The shared facilities agreement provided that if a party defaults, the non-defaulting party has a lien enforceable in the same manner as a mortgage. This provision, which exists in many shared facilities agreements, appears to have played a significant role in the court’s decision.
Market Lofts Inc. argued that a general two-year limitation period (under the Limitations Act) should apply, which would prevent TSCC 1487 from recovering amounts that were incurred more than two years prior to the claim. However, since the default was secured by a lien, the court found that, instead, a 10-year limitation period under the Real Property Limitations Act applied. As a result, TSCC 1487 was entitled to all of the outstanding arrears, dating back to 2006, and was successful in recovering more than $160,000 (including more than $50,000 in interest).
The case ultimately highlighted the importance of understanding, relying on and enforcing the provisions of shared facilities agreements from the outset.
Given the many challenges of governing shared facilities, sister corporations should make a concerted effort to start their relationship off on the right foot:
Read and enforce the agreement
In certain circumstances, it may seem more expedient and simple for condo corporations to share costs or manage the shared facilities informally, without referring to the shared facilities agreement. While this practice may work well while the relationship is good, or where one manager oversees the entire complex, circumstances and relationships can change quickly. Before long, one of the sister corporations can turn around and allege a party’s failure to comply with the agreement and claim years’ worth of back-payments and interest, resulting in headaches, budget shortfalls, and disputes.
As a first step, each corporation should become familiar with the scope of the agreement, understand how costs are shared, how decisions are made, and the rights and obligations of each party.
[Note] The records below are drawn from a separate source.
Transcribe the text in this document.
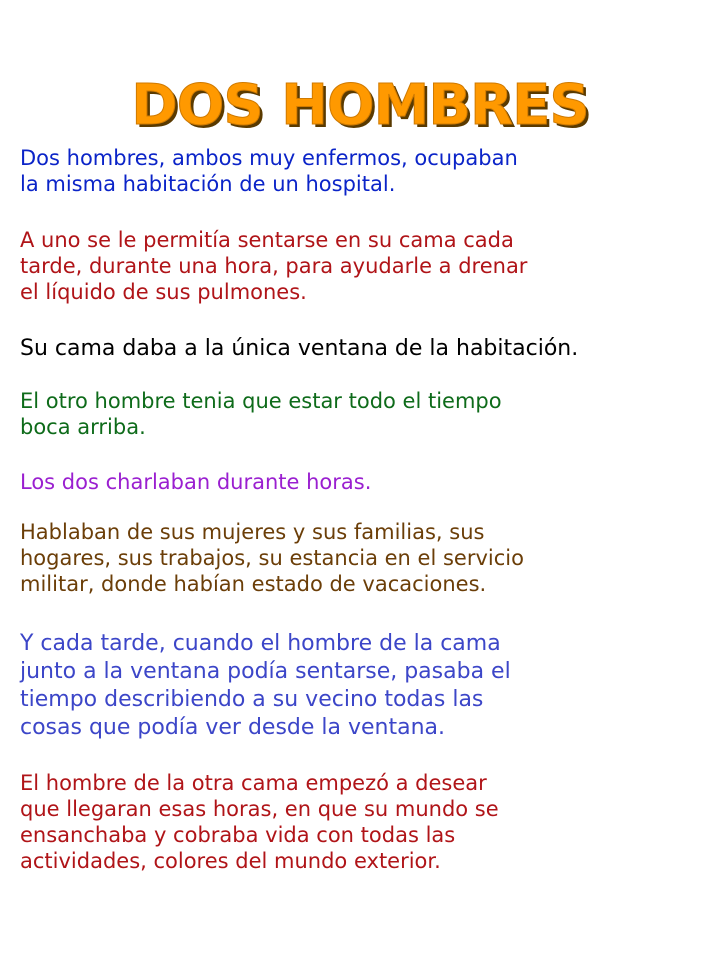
DOS HOMBRES

Dos hombres, ambos muy enfermos, ocupaban
la misma habitación de un hospital.

A uno se le permitía sentarse en su cama cada
tarde, durante una hora, para ayudarle a drenar
el líquido de sus pulmones.

Su cama daba a la única ventana de la habitación.

El otro hombre tenia que estar todo el tiempo
boca arriba.

Los dos charlaban durante horas.

Hablaban de sus mujeres y sus familias, sus
hogares, sus trabajos, su estancia en el servicio
militar, donde habían estado de vacaciones.

Y cada tarde, cuando el hombre de la cama
junto a la ventana podía sentarse, pasaba el
tiempo describiendo a su vecino todas las
cosas que podía ver desde la ventana.

El hombre de la otra cama empezó a desear
que llegaran esas horas, en que su mundo se
ensanchaba y cobraba vida con todas las
actividades, colores del mundo exterior.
Resolve issues proactively
Left unresolved, tensions rise and disputes can escalate to a point of no return. Allow parties to express ideas freely, and maintain a positive relationship by raising concerns before they morph into disputes. Even if the issue can’t be resolved, the environment fostered through open communication can be a significant benefit. After all, once the dispute is resolved, the representatives have to continue to work together.
Leave emotion at the door
The representatives should try their best to prevent emotion from clouding their judgment. Always keep in mind that the relationship will, quite literally, last forever. What is fair does not govern the shared facilities relationship, nor does it necessarily prevail. Rather, the relationship is governed by what is outlined in the agreement itself. Unless it’s relevant to the agreement, parties should try not to get hung up on which party appears to benefit most or within which building the shared facilities are located.
Similarly, parties should refrain from taking irrational or overly aggressive positions in a dispute; this has the risk of inflaming the situation and virtually guaranteeing the failure of the informal dispute resolution mechanisms. To help resolve disputes, parties could attempt to remove subjectivity from the cost equation — for example, by separately metering utility use or obtaining separate quotes for services.
Recognizing the potential for disagreements — and their consequences — consider these relationship-building steps preventative medicine for the headaches shared facilities agreements can cause.
Josh is an associate in Aird & Berlis’ condominium group. His practice is focused on advising condominium corporations on all matters relating to the Condominium Act.